The U.S. Office of Personnel Management (OPM) improperly handled a nearly $21 million contract awarded to a company to protect the identities of millions of victims of a cyber attack on the federal agency.
CNN first reported that a new report from the agency’s inspector general concluded that OPM violated federal contracting regulations when it awarded a contract to a company called CSID to offer identity protection services to 4.2 million current and former federal workers who were affected by a breach of the agency’s computer systems announced in June.

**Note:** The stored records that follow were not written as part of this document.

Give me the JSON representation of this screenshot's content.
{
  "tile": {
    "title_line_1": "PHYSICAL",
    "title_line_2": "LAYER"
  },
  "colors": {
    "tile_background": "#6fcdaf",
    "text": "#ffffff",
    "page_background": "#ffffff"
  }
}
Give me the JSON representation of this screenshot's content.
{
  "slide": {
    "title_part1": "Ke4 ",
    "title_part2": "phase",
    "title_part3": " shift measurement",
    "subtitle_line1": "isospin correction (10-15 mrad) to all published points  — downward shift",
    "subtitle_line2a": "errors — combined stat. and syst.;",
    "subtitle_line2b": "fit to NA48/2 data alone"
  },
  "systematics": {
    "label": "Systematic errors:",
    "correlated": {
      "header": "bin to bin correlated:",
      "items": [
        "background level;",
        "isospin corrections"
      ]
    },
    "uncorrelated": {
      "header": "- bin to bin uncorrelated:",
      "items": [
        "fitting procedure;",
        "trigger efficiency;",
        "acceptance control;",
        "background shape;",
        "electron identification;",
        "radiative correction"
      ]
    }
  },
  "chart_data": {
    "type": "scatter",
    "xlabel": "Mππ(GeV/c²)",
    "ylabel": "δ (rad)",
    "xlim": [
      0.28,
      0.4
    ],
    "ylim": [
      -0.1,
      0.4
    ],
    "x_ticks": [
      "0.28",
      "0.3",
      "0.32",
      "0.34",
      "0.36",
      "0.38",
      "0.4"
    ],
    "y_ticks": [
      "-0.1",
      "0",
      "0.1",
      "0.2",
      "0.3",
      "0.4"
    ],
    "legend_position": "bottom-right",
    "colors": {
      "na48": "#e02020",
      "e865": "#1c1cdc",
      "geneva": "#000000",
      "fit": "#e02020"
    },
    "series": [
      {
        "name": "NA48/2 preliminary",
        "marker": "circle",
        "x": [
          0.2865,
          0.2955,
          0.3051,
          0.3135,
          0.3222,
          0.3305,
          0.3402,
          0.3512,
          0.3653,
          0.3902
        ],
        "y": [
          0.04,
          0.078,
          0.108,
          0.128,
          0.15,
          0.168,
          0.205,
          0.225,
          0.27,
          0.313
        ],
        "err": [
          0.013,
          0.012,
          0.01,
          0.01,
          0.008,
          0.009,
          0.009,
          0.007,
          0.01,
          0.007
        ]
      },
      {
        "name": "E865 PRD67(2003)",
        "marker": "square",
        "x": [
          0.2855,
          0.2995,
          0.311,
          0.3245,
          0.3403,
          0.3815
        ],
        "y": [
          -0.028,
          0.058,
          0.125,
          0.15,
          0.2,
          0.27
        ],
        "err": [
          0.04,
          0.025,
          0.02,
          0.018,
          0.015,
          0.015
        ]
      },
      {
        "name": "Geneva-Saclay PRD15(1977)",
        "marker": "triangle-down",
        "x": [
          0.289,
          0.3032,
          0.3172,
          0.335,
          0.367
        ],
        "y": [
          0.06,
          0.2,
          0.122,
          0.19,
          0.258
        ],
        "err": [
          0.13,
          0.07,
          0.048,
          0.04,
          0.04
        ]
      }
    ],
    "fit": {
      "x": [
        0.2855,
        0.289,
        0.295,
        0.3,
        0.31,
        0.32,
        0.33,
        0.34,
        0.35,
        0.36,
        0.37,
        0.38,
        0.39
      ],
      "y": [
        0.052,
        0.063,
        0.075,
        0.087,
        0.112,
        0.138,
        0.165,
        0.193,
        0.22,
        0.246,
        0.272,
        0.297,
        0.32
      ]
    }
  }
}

According to the inspector general report, OPM violated federal regulations in several ways with the contract by "having an incomplete performance work statement, failing to obtain an independent government cost estimate, having an incomplete acquisition plan, and conducting inadequate market research."
"As a result, the wrong contracting vehicle was utilized in awarding the [CSID] contract, the [Federal Acquisition Regulation] blanket purchase agreement call limit was exceeded, and millions of taxpayer dollars were put at risk for waste or loss," the inspector general wrote.
OPM agreed with almost all points made in the report and said that the agency will properly follow federal regulations in the future.
CSID endured scrutiny for the services it provided to victims of the hack, with individuals complaining about hours-long waits on the company’s call center line, web site crashes, and incorrect information on their accounts.
When selecting a contractor to provide identity theft protection to more than 21 million Americans affected by a second breach of the agency announced in July, OPM did not choose CSID. The cost of that contract, awarded to Identity Theft Guard Solutions, is projected to cost $330 million, according to NextGov.
Following the announcement of the second breach, OPM director Katherine Archuleta was forced to resign. House Oversight Committee Chairman Jason Chaffetz (R., Utah) responded to the latest inspector general report by demanding that the Obama administration fire the agency’s chief information officer.
"I write once again to augment my concerns that Ms. Donna Seymour, chief information officer for the Office of Personnel Management, is unfit to perform the significant duties for which she is responsible," Chaffetz wrote in a letter to the White House. "It is troubling that yet another IG report has found that Ms. Seymour failed to effectively fulfill her duties."
Previous inspector general reports have exposed deficiencies in OPM’s information security procedures.